Even with strong simplifying assumptions, this defines very complex combinatorial optimization problems, from both a modeling and solving perspective. At the core of most existing stability approaches lies a simple formulation of this problem, with a rigid scaffold, flexible side-chains represented by a discrete library of conformations (rotamers) and a decomposable energy field. We will see how this NP-hard problem can be modeled using a variety of usual discrete optimization frameworks from both Artificial Intelligence (Constraint Programming, Satisfiability, Machine Learning) and Operations Research (Integer Linear and Quadratic Programming and Optimization). On a benchmark of CPD problems, the efficiency of these different approaches varies tremendously. Among all those, we will quickly detail how the most successful approach works.

Note: The second invited talk is cancelled due to family reason.

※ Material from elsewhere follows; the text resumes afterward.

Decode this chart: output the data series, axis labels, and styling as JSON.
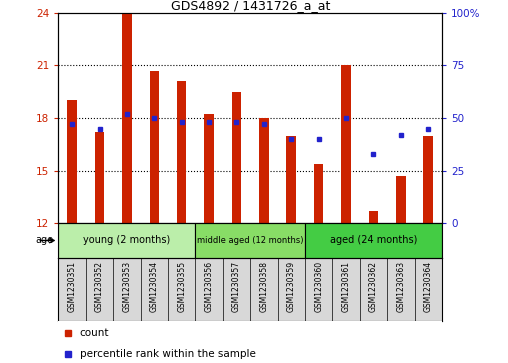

logo Dr. Anshul Kundaje, PhD.
Assistant Professor
Stanford University, USA

Anshul Kundaje is an Assistant Professor of Genetics and Computer Science at Stanford University. Before joining the Stanford faculty, he obtained his PhD from Columbia University (2008), was a postdoc at Stanford (2012) and a Research Scientist at MIT/Broad Institute (2013). His lab develops novel statistical and machine learning methods for integrating large-scale genomic and epigenomic data to identify context-specific regulatory elements and their functions; characterize epigenomic variation across individuals, cell types and species; learn models of transcriptional regulation and decipher the genetic and molecular basis of complex diseases. He has led the computational analysis efforts of two of the largest functional genomics consortia - The Encyclopedia of DNA Elements Project and The Roadmap Epigenomics Projects to obtain the most comprehensive reference set of non-coding elements in the human genome.